Continue to protect the welfare of Americans and raise the minimum wage

Illustration by Olivia Madrzyk | The Signal

Raising the minimum wage sounds like common sense, right? I mean, who can live off of $7.25 an hour in this day and age?

I would agree; it does sound simple. As the times change, monetary value changes, so the minimum wage should be set accordingly. 

A full-time worker works 40 hours a week at $7.25 an hour, a gross wage of $15,080 a year and $1,256.67 a month. This is before deductions such as FICA taxes, which are 7.65% of your paycheck, and federal income taxes, which fall in the lowest income tax bracket of 10 percent. A single person with no dependents takes home only $13,673.38 a year with all deductions taken out.

Following that linear thinking, we would also figure that raising the minimum wage would lift many Americans out of poverty and debt. It sounds like a win-win situation, right? So why so much controversy?

Because raising the minimum wage has a more significant effect on the economy than simply lifting thousands of people out of poverty and debt.

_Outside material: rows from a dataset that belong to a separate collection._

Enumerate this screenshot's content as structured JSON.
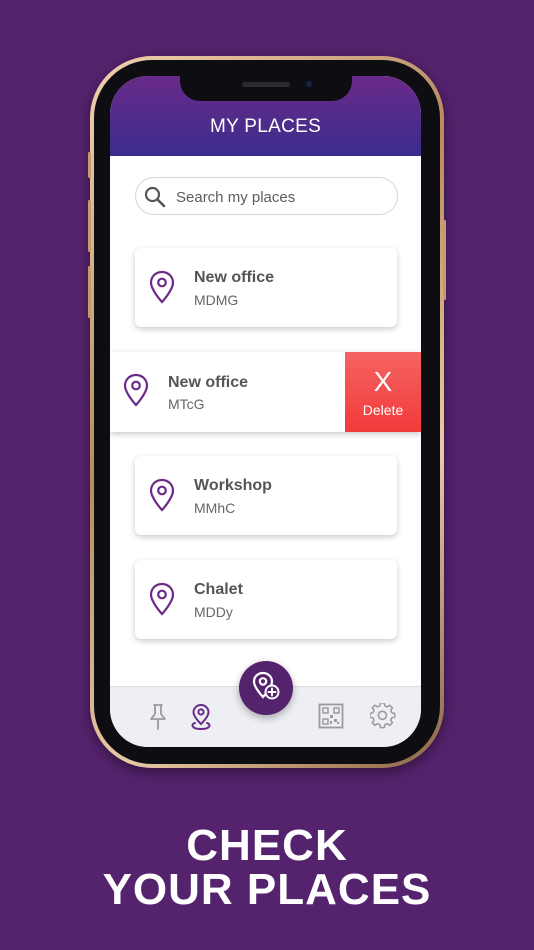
{
  "header": {
    "title": "MY PLACES"
  },
  "search": {
    "placeholder": "Search my places"
  },
  "places": [
    {
      "name": "New office",
      "code": "MDMG"
    },
    {
      "name": "New office",
      "code": "MTcG"
    },
    {
      "name": "Workshop",
      "code": "MMhC"
    },
    {
      "name": "Chalet",
      "code": "MDDy"
    }
  ],
  "swipe_action": {
    "icon_text": "X",
    "label": "Delete",
    "color": "#f24848"
  },
  "tabbar": {
    "tabs": [
      {
        "icon": "pin-icon"
      },
      {
        "icon": "location-person-icon",
        "active": true
      },
      {
        "icon": "qr-code-icon"
      },
      {
        "icon": "gear-icon"
      }
    ],
    "fab_icon": "add-location-icon"
  },
  "caption": {
    "line1": "CHECK",
    "line2": "YOUR PLACES"
  },
  "colors": {
    "background": "#55236e",
    "accent": "#6a2a8a",
    "delete": "#f24848"
  }
}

The federal minimum wage was created in 1938 under the Fair Labor Standards Act (FLSA) to guarantee fair and minimum wages, overtime pay and child employment standards to protect children from child labor.  

In 1938, the minimum wage was $0.25, slowly increased to the current $7.25 in 2009. Georgia’s minimum wage is $5.15 an hour, one of the only states to have a lower than federal minimum wage.

Initially, the minimum wage was to ensure fair wages to jobs that require little to no training or schooling. In 1938, it was to protect workers from the greed of capitalism. Capitalism does not care about workers because it cannot profit above the welfare of its workers. So, to both protect the free market and the laborers, the minimum wage was introduced by President Franklin D. Roosevelt. 

Over the years, minimum wage jobs became entry-level jobs, populated mostly by teenagers, students and other part-time workers. The characteristics of minimum wage workers in 2020 showed that one-fifth of hourly paid workers were under the age of 25. They made up 48% of paid federal minimum wage, among other attributes of workers.  

But there is a kink in the system; those entry-level jobs are not just populated by students, teenagers and part-time workers; there are people who have no education or training that rely on the jobs to make a living. There are families, immigrants and impoverished people dependent on a stable entry-level job — even if it’s not meant to support a family. 

How can we be okay with workers who tirelessly work all day, sometimes overtime, picking tomatoes or assembling factory items and barely making enough to buy food?

The current minimum wage does not account for the inflation in market value; the federal minimum wage reached its highest actual value in 1968; at the time, it was $1.60. Since then, the minimum wage’s value has not kept up with productivity growth. Had it grown at the rate it was in 1968, it would now be $24.18 in 2020.

However, raising the minimum wage abruptly to $24.18 or even to $15 would disrupt the economy by impacting job security, hurt businesses and forcing some to close, increase the price of goods, increase the cost of housing and so many other things.

Even raising the minimum wage to $10 or $15 would still be under its inflated value. This also means that all workers working on an hourly wage are subjected to the same issues as the minimum wage worker. 

These arguments have some basis; however, the cost of consumer goods and housing has already increased, but the minimum wage has not. Profits and bonuses for many companies and their CEOs have rapidly increased, yet their bottom line wages have not.

If the minimum wage remains as is, for many, the American Dream is becoming a fantasy.